PD-1/PD-L1 immune checkpoint pathway mediates tumor evasion from the immune system, and may be associated with poor prognosis in lung cancer. Activating KRAS mutations and LKB1 loss are common mutations in non-small cell lung carcinoma (NSCLC). Patients with mutated KRAS demonstrate less benefit from chemotherapy and resistance to approved targeted therapies. Inactivation of tumor suppressors commonly co-exist with KRAS mutations, and may contribute to tumor progression and treatment response. LKB1 is a tumor suppressor gene commonly inactivated in lung adenocarcinomas. The role of LKB1loss as a prognostic or predictive marker within human KRAS mutant NSCLC is unclear. There have been no therapeutic strategies that effectively target LKB1. Furthermore, the effect of these mutations on immune checkpoint immune regulation is poorly understood. KRAS mutations are known to activate the RAF-MEK-ERK pathway. We hypothesize that KRAS mutations directly regulate the PD-1/PD-L1 pathway and LKB1 loss may increase this effect through ERK activation.

Methods

Immortalized human bronchial epithelial cells (HBEC) with null vector and shRNA control (HBEC-vector-sh control), HBEC LKB1 knockdown (HBEC-vector-shLKB1), KRAS–mutated (KRASv12) HBEC cells with shRNA control (HBEC-KRAS-sh control), and LKB1 knockdown KRAS–mutated HBEC cells (HBEC-KRAS-shLKB1) were used to assess mRNA and/or surface protein expression levels of PD-L1 by real time-qPCR (RT-qPCR) and flow cytometry.
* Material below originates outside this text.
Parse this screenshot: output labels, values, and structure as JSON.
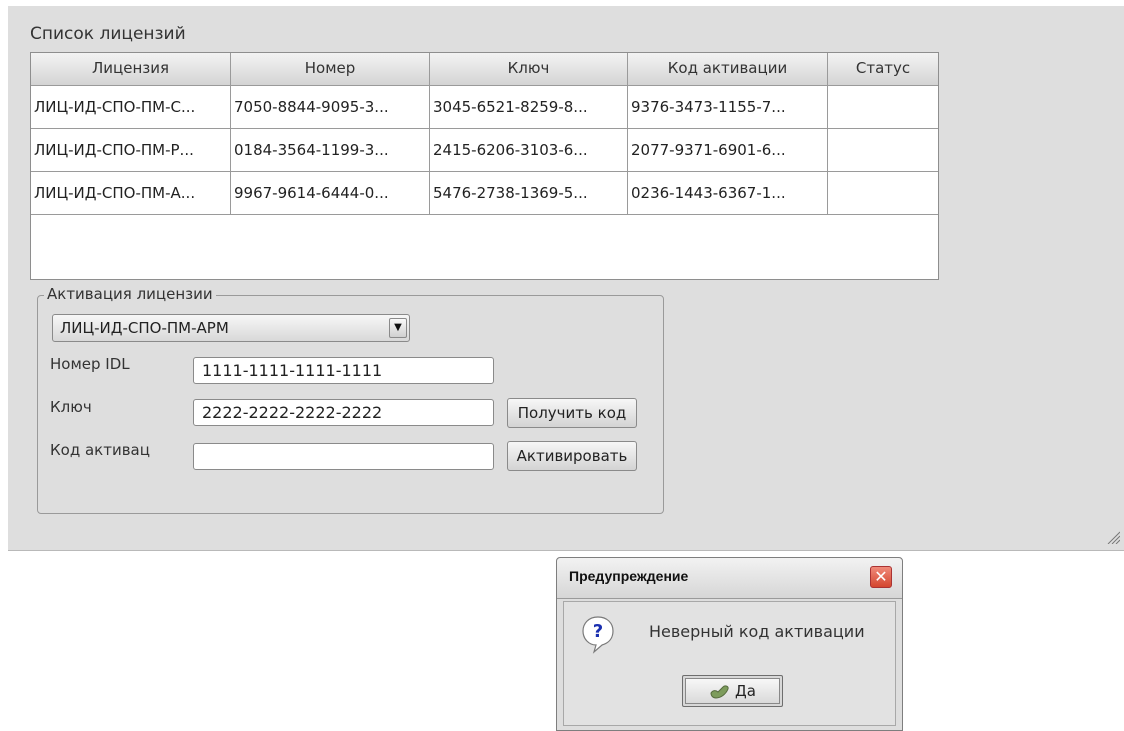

HBEC-vector and HBEC-KRAS cells were treated with MEK (ERK kinase) inhibitor (PD0325901) at 1uM for 24hrs and evaluated for mRNA and surface protein expression of PD-L1.

Results

PD-L1 mRNA level increased 2.4 fold (HBEC-KRAS-sh control; p < 0.05) and 4 fold (HBEC-KRAS-shLKB1; p < 0.05) vs. HBEC-vector-sh control. Based on mean fluorescence intensity, PD-L1 protein expression was 7.4 (HBEC-KRAS-sh control) and 12.1 (HBEC-KRAS-shLKB1) vs. 3.4 (HBEC-vector-sh control). With ERK inhibition, PD-L1 mRNA levels decreased 88% (HBEC-KRAS-sh control) and 68% (HBEC-KRAS-shLKB1), and PD-L1 surface protein levels were reduced 77% (HBEC-KRAS-sh control) and 64% (HBEC-KRAS-shLKB1). These findings suggest that ERK activation mediates KRAS mutation driven over-expression of PD-L1 mRNA and protein, which is further increased with LKB1 loss. LKB1 loss alone without KRAS mutation did not significantly affect PD-L1 expression (HBEC-vector-shLKB1 vs. HBEC-vector-sh control).

Conclusions

Here, we demonstrate that elevated PD-L1 expression in premalignant KRAS mutated human bronchial epithelial cells is enhanced by LKB1 loss and mediated by MAPK/ERK pathway activation. Our findings suggest that activating KRAS mutations and LKB1 loss in NSCLC may predict improved therapeutic efficacy to PD-1/PD-L1 inhibition.